It’s hot and sizzling – and for once I mean the weather not what is cooking or on your plate! Finally, sundresses and shorts are out, the sea invites instead of chittering on the side daring to go in and I’m, unbelievably, back to watering the garden! The beans and courgettes are wilting as I look – but the gooseberries are suddenly ripe for picking (I wonder if I can beat my bumper crop of 20lb from my one bush as last year?)
However, even I, don’t want to be in the kitchen in this heat (indeed, not even keen on eating a lot) – but, obviously, we do have to so this week we’re going to be making wraps. A wrap is a filled tortilla – bit like a Mexican sandwich – and although you can make them (seriously, some shortcuts are meant to be) you can buy them at any of your favourite supermarkets. You can make them ahead and pop them in the fridge till your ready, lunchtime in the office, or part of a picnic. Adding a salad and some new potatoes/sweet potato fries and you have dinner in a roll!
2 Simple Wraps
Roast Salmon with Mango and Chilli Salsa Stir some chopped mango, diced red chilli and onion and a little chopped coriander. Mix in a little sweet chilli sauce and a squeeze of lime juice (lemon is fine if that’s what you have). Lay out your wrap, top with a handful of spinach (raw) or any green leaves) and some roasted salmon flakes (look in the chilled deli section in your supermarket). Spoon over the salsa and fold or wrap up.
Greek Salad Wrap. Toss some chopped vine tomatoes, diced cucumber and a handful of olives, with a splash of your favourite salad dressing. Crumble some feta into a bowl, add a little finely chopped dill and stir. Spread the salad mixture over the wrap and top with the feta mixture, some sliced iceberg lettuce, chopped avocado. Fold or wrap.

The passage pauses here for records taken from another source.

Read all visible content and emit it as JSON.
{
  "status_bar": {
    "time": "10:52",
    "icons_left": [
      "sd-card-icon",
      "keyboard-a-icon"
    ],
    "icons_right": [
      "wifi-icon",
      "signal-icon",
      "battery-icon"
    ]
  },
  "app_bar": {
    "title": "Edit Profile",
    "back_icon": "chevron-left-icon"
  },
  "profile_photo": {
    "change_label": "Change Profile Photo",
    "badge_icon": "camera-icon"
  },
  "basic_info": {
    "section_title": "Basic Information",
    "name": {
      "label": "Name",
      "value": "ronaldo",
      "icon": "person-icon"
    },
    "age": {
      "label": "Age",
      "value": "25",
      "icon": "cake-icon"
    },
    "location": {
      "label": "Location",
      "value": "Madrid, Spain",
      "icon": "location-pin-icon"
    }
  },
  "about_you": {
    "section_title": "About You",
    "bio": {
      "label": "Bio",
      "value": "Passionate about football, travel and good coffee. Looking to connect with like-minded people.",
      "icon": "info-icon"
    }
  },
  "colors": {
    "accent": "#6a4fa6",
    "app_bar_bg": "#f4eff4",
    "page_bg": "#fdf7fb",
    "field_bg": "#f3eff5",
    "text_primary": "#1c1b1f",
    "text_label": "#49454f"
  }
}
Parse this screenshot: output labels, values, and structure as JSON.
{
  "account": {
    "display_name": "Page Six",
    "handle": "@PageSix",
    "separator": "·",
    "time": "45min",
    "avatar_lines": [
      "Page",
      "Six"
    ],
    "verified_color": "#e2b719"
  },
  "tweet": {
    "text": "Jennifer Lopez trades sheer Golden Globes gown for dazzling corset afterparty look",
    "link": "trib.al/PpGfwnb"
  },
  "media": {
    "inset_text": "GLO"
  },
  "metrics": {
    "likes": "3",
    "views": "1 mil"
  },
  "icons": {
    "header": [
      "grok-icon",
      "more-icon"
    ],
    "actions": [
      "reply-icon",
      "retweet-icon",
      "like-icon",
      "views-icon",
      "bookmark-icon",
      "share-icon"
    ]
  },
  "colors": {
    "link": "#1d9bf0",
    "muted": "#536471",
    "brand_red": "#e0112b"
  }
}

Spicy Baked Wrap – dinner shaped with some side vegetables and/or salad
• 3 tbsp cooked broad beans
• 1 spring onion, sliced
• 1 snack-sized salami sausage, (obviously miss out for a veggie wrap)
• pinch paprika
• 1 tortilla flatbread
• 50g/2oz chopped tomatoes
• 25g/1oz cheddar, grated
Preheat the oven to 180C/350F/Gas 4. Line a baking tray with aluminium foil. Mash the broad beans in a bowl, then stir in the spring onion, salami, paprika and some freshly ground black pepper. Put the tortilla flatbread on the baking tray and spread over the chopped tomatoes. Spoon the bean mixture onto one half of the wrap and sprinkle over the grated cheese. Fold the wrap in half and cover with the aluminium foil, scrunching the edges into a parcel. Bake in the oven for 15-20 minutes, or until the cheese in melted.